Dizer a um doente que não há nada a fazer contra o cancro que o escolheu como vítima. Dizer-lhe que a doença está a avançar mais depressa do que os dias e que, até poderíamos tentar a quimio, mas que o melhor seria tratar os sintomas paliativamente e esperar... e ainda assim, termos a perfeita noção de que há uma parte daquela pessoa que temos à nossa frente que não compreende ou não quer acreditar no que está a ouvir. Então, questiona-nos acerca de cirurgias, de tratamentos que não a vão salvar... questiona tão sofregamente, tão alheia a tudo o que lhe está a ser dito, completamente inebriada pela esperança ou por um instinto primitivo de sobrevivência.
A certa altura, não consegui perceber se estava na presença de alguém na posse plena das suas capacidades ou na presença de um bichinho ferido que tentava, a todo o custo, fugir para longe...
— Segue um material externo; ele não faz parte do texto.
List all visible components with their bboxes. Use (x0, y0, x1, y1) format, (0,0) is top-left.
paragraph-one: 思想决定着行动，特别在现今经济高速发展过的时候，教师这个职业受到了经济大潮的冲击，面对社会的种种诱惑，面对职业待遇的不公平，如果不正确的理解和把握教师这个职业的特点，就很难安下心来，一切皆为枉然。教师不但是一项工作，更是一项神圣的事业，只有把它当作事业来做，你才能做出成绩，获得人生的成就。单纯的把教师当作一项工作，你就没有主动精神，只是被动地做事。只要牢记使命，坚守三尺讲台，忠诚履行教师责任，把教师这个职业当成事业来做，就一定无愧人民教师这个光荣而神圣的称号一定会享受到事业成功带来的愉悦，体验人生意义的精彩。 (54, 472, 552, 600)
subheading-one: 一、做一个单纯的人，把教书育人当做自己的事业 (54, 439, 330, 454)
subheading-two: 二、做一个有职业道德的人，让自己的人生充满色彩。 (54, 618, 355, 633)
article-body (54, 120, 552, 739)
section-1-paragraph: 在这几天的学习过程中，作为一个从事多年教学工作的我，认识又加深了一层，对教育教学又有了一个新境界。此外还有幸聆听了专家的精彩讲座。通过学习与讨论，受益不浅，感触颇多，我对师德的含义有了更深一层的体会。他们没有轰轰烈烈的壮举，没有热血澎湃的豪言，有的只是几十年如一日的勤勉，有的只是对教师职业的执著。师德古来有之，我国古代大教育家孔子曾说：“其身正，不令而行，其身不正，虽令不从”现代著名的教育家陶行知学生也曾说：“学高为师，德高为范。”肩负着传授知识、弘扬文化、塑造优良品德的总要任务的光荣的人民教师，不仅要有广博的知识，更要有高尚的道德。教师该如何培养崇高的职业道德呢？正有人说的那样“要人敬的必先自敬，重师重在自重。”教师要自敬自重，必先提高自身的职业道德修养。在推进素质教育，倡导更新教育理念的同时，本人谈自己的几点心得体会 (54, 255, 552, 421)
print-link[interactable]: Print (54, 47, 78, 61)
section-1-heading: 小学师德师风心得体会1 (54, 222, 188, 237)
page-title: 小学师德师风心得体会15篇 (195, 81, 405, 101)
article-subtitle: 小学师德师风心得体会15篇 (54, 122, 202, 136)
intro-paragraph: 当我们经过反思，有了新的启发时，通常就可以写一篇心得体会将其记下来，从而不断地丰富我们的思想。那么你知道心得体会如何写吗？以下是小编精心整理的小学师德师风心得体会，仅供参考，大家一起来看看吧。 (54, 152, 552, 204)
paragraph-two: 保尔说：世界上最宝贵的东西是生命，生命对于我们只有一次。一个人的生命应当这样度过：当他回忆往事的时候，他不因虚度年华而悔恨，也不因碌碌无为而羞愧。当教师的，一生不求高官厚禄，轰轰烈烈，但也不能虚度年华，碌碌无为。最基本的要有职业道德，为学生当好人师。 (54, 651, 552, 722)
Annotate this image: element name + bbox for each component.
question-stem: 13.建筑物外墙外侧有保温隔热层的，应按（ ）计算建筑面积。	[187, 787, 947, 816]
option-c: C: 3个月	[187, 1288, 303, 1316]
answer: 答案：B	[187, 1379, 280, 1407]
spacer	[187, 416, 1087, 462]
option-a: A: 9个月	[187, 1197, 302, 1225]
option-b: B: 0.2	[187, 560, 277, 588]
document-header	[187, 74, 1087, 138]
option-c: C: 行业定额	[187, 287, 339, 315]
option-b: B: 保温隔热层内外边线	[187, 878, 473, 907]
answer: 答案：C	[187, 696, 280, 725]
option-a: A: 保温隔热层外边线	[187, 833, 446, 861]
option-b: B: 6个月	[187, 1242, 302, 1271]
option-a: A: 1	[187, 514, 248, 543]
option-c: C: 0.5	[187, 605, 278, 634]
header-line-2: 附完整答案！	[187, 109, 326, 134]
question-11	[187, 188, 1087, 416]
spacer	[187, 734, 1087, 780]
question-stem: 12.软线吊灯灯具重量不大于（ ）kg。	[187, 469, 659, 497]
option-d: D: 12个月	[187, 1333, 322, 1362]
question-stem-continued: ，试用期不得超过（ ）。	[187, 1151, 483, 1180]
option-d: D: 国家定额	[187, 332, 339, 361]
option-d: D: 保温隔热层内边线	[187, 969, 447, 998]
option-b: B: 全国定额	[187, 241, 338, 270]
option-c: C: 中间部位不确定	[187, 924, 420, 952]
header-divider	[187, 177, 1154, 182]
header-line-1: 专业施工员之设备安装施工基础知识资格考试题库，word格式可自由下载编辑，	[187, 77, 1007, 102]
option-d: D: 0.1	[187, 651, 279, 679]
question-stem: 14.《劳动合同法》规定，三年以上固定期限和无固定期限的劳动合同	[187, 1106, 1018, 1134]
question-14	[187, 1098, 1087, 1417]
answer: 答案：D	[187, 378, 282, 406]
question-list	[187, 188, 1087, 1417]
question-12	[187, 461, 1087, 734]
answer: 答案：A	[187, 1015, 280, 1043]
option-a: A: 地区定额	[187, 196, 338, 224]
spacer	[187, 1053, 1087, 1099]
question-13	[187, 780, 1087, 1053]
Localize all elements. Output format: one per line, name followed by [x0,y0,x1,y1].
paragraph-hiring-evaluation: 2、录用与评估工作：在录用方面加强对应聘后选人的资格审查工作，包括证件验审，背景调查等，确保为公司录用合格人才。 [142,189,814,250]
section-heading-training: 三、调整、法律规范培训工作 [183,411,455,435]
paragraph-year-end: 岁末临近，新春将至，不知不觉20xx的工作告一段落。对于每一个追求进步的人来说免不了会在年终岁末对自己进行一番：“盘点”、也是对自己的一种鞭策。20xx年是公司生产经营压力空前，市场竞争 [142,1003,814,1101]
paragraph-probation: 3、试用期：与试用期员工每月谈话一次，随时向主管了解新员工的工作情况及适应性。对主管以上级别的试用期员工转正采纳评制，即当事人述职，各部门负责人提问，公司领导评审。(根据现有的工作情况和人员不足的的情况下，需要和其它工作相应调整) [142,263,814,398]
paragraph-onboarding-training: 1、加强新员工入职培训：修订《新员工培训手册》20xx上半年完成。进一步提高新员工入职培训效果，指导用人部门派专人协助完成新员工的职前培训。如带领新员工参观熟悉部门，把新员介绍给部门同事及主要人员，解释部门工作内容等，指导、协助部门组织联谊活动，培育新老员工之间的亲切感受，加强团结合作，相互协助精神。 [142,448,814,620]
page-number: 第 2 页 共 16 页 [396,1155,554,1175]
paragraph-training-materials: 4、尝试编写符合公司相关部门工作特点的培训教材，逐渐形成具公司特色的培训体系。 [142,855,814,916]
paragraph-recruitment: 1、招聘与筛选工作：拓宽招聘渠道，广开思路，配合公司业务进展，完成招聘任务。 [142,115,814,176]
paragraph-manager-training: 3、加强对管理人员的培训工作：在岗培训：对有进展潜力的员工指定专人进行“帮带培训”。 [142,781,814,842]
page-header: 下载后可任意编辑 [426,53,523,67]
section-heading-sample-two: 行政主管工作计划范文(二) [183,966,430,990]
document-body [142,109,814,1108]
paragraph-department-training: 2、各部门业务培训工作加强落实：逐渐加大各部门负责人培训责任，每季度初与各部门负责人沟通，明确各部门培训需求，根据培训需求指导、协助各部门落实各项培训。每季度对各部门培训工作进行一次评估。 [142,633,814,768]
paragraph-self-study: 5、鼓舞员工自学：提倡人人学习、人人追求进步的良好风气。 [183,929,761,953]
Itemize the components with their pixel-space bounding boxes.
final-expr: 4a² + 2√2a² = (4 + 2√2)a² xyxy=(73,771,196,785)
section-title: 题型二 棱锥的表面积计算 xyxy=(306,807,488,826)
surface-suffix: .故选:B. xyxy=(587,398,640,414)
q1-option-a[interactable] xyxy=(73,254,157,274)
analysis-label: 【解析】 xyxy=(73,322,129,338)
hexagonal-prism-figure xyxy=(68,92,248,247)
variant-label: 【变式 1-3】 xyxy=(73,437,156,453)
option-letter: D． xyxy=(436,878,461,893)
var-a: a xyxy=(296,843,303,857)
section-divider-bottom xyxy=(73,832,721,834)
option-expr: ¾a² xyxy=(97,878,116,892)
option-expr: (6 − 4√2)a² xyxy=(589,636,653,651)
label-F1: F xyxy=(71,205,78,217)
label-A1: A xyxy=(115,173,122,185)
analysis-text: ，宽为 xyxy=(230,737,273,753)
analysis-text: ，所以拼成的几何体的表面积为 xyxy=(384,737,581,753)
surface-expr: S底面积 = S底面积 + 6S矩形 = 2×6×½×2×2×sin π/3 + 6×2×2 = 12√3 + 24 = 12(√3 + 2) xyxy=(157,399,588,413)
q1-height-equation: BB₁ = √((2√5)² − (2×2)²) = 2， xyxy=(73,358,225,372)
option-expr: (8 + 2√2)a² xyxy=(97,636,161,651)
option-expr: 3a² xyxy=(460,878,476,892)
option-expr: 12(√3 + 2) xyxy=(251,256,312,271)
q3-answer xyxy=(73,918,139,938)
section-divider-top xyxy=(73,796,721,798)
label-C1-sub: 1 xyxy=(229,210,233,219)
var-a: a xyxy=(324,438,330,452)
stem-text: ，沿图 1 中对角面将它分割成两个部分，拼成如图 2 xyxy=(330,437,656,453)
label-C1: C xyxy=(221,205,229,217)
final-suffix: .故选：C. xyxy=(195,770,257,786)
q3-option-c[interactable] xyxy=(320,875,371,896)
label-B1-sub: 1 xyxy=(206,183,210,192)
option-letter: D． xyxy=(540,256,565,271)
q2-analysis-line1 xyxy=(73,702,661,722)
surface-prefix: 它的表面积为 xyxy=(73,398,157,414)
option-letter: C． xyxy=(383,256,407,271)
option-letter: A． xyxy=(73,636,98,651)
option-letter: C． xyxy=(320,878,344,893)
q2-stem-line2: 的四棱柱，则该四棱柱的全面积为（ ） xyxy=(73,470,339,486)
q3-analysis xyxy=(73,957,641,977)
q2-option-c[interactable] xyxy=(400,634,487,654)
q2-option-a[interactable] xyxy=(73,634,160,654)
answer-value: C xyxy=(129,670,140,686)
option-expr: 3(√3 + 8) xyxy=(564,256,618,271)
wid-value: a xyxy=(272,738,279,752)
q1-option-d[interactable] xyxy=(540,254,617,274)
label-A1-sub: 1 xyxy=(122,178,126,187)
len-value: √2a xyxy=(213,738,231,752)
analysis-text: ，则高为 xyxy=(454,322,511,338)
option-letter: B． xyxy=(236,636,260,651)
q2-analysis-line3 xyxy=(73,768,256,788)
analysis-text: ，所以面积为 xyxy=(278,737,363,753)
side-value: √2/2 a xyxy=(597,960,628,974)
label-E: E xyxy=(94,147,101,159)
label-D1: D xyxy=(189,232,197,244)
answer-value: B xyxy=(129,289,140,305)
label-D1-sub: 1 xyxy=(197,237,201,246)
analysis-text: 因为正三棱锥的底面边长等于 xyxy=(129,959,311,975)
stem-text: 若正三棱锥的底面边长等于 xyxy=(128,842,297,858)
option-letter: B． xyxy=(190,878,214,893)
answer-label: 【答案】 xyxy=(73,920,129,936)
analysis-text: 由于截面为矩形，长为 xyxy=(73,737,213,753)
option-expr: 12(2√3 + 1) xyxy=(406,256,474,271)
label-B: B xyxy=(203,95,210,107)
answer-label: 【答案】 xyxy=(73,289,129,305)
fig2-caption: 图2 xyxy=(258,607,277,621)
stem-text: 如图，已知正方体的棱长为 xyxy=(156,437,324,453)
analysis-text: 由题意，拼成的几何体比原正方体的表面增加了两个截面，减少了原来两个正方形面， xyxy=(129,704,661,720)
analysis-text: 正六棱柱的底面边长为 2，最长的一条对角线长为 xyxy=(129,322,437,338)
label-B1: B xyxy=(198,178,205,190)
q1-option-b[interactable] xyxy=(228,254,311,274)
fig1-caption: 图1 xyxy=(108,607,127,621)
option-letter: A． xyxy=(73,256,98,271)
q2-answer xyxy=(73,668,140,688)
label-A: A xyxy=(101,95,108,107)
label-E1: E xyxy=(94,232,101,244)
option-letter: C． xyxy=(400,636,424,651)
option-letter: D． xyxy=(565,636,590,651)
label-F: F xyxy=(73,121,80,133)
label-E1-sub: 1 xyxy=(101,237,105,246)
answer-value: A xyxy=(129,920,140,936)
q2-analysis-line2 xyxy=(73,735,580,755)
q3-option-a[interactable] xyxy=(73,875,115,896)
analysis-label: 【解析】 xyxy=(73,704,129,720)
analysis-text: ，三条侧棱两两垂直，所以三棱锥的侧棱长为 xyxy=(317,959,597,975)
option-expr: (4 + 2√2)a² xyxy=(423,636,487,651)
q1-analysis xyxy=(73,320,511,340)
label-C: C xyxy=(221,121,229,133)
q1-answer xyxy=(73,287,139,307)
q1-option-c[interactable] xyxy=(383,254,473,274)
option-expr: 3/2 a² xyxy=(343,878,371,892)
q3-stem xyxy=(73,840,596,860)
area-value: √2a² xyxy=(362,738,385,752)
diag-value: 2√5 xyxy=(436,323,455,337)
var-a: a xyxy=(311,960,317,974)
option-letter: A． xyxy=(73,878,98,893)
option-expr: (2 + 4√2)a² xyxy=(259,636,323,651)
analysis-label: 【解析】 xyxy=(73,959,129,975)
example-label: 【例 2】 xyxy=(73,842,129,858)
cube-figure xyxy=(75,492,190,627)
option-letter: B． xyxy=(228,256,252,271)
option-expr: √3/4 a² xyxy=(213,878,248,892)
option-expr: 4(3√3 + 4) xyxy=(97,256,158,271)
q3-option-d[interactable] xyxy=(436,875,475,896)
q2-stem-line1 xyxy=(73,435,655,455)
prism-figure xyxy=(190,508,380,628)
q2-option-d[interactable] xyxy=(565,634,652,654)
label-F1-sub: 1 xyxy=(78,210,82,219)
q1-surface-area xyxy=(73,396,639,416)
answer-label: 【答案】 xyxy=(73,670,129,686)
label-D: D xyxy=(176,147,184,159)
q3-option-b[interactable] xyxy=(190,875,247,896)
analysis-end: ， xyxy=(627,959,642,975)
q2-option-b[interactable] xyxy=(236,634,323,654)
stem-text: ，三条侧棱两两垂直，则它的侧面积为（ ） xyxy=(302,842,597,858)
Como nós ficamos diferentes quando temos a noção da nossa finitude. Julgamos ter plena consciência de que um dia nos vamos embora e que não vamos passar de uma história que um dia será esquecida... mas não é verdade. Nós vivemos com essa pequena sombra que paira sobre nós, mas que é tão discreta que, provavelmente, na maior parte das vezes nem nos damos conta da sua presença (e ainda bem que assim é!).
Enquanto vivemos somos eternos; somos um passado, um presente e, sobretudo, somos um futuro, um amontoado de sonhos e de desejos por realizar. Não imagino dor maior do que aquela de não poder planear a longo prazo, de saber que vamos ter menos tempo do que aquele que tínhamos previsto...
Como as coisas seriam diferentes se soubéssemos que expirávamos dentro de alguns meses. Eu tenho perfeita noção de que faria imensas coisas de forma diferente e, ainda assim, não sei se isso implicaria fazê-las de melhor forma; mas faria de forma diferente.